Data Engineer Self Service Analytics and Real Time Data Platforms

Paramount•Burbank, CA

2d•$99,000 - $147,000•Hybrid

About The Position

The Data Engineering team is seeking a Data Engineer – Self-Service Analytics & Real-Time Data Platforms. In this role, you will help build scalable data products, semantic layers, and real-time data platforms. These platforms enable trusted, governed, and self-service access to data. You will develop solutions that power BI, analytics, experimentation, AI applications, agents, and conversational analytics experiences.

Requirements

2–4+ years of experience building and scaling ETL/ELT pipelines in production environments.
Proven experience with workflow orchestration tools such as Airflow, Composer, or similar platforms.
Working knowledge of distributed data processing concepts.
Expert-level SQL skills for large-scale transformation and analytics.
Experience designing scalable warehouse schemas and ML-ready data layers.
Proven experience optimizing complex queries across multi-terabyte datasets.
Proficiency in Python (or similar language) for data processing and ML pipeline integration.
Experience with distributed processing frameworks such as Spark.
Experience integrating data pipelines with ML platforms such as Vertex AI (preferred), Databricks ML, or equivalent.

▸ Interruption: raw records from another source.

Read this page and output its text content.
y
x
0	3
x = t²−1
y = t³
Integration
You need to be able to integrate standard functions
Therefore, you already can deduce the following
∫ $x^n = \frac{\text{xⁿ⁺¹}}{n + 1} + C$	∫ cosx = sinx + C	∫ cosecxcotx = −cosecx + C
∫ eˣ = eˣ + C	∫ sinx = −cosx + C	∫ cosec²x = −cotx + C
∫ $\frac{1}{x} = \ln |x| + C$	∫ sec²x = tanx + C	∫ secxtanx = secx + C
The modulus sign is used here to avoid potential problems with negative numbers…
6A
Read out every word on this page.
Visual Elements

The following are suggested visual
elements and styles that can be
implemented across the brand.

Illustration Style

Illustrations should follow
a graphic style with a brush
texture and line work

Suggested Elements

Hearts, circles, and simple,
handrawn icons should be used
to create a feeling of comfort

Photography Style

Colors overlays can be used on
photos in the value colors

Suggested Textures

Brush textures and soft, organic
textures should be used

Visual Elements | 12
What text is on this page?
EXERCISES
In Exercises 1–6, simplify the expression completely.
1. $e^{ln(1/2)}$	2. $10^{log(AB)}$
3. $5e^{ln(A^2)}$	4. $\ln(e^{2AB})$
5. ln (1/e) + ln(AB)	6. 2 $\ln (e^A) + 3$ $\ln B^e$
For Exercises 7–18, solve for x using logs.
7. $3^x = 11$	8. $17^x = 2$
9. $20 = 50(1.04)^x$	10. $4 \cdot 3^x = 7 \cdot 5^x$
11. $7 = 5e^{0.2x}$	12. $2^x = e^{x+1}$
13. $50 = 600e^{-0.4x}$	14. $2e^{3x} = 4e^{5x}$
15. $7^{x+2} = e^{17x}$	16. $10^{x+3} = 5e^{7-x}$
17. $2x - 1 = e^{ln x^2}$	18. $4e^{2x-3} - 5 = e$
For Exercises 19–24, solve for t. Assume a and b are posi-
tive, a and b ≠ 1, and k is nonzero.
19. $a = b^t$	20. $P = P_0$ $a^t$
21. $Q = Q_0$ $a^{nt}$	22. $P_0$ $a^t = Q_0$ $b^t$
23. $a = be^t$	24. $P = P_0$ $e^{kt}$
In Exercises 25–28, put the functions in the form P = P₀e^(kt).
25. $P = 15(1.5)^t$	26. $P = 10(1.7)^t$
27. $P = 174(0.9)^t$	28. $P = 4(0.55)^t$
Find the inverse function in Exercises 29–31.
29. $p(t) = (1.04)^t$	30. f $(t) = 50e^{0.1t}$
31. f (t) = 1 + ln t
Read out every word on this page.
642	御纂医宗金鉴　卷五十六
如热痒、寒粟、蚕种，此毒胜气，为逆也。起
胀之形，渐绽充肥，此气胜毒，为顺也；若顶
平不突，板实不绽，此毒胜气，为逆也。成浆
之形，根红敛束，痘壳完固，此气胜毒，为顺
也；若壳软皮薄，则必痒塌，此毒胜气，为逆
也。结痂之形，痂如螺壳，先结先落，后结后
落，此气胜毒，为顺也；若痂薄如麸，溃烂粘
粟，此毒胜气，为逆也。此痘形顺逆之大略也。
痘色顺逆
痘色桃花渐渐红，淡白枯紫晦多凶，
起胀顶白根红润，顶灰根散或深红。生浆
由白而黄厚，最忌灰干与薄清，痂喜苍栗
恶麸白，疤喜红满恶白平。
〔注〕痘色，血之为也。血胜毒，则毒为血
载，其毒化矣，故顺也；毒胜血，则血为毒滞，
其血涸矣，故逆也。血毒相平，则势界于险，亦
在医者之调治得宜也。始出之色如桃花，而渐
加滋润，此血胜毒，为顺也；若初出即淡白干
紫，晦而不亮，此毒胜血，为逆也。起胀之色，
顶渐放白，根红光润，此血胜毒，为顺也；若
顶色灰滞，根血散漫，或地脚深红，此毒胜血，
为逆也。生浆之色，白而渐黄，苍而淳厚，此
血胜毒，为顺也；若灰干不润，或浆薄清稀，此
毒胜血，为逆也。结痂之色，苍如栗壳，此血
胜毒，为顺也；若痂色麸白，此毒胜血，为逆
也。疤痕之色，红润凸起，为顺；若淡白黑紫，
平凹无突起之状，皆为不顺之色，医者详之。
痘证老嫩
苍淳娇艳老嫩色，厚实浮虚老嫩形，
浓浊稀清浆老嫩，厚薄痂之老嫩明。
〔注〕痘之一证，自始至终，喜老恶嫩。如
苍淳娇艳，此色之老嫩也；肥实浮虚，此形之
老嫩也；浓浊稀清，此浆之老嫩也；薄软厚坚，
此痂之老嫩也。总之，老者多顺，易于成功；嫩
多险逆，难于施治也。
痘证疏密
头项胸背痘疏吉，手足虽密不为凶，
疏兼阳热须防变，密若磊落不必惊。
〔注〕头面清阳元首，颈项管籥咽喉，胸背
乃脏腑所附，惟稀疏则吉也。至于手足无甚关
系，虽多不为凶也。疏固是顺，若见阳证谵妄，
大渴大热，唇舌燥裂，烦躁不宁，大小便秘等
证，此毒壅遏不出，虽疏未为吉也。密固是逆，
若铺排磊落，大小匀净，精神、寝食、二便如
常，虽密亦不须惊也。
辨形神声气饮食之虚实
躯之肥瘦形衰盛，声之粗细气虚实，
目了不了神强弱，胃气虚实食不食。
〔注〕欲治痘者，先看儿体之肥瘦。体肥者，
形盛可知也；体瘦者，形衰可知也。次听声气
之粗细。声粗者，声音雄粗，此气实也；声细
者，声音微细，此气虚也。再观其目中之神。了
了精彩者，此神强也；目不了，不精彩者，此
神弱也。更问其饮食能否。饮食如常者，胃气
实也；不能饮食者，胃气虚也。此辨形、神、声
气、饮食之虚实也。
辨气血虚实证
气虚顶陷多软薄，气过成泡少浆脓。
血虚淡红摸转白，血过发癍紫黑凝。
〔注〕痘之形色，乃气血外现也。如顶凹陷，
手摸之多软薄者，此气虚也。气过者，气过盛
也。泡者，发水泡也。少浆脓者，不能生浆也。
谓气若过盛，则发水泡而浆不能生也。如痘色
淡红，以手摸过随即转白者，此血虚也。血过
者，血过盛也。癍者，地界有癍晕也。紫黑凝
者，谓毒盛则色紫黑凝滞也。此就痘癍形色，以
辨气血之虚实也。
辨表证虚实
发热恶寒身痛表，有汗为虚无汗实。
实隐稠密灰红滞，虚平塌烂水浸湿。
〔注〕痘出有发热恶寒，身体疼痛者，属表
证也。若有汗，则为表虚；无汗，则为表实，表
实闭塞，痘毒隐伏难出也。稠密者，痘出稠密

This includes model training, batch/online inference, and pipeline orchestration.
Experience building real-time data pipelines using Kafka, Pub/Sub, or similar technologies.
Knowledge of feature streaming, low-latency data processing, and event-driven architectures.
Ability to work closely with the streaming team to architect and build real-time dashboards using Superset.
Experience designing cloud-native data architectures (GCP preferred).
Experience with lakehouse architectures and cloud data warehouses.
Bachelor's or Master's degree in Computer Science, Engineering, or a related field (or equivalent experience).
2–4+ years of experience in data engineering, data pipeline development, or related fields.
Solid foundation in modern data engineering principles, distributed systems design, and cloud-native architectures.
Demonstrated ability to design and operate large-scale production data systems.
Excellent problem-solving skills with the ability to work in dynamic, high-velocity environments.
Motivated, thorough, and committed to engineering excellence and ongoing improvement.

Nice To Haves

Knowledge of vector databases, embeddings pipelines, and AI-serving infrastructure is a plus.

Responsibilities

Design, develop, and maintain scalable batch (ETL/ELT) and near real-time streaming data pipelines. These pipelines will process large-scale structured and unstructured datasets.
Design and maintain semantic layers, metrics frameworks, and curated data products.
Enable self-service analytics through governed and reusable business data models.
Implement monitoring, observability, and operational best practices.
Develop governed data access patterns for AI, conversational analytics, and MCP-based applications.
Build AI-ready data products that support machine learning, GenAI, AI agents, and chatbot applications.
Partner with Product, Analytics, BI, and Engineering stakeholders to deliver trusted data solutions.
Design scalable data models optimized for analytics, real-time reporting, and AI use cases.
Develop reusable semantic and transformation layers that provide consistent business definitions.
Drive best practices for data quality, governance, metadata, and discoverability.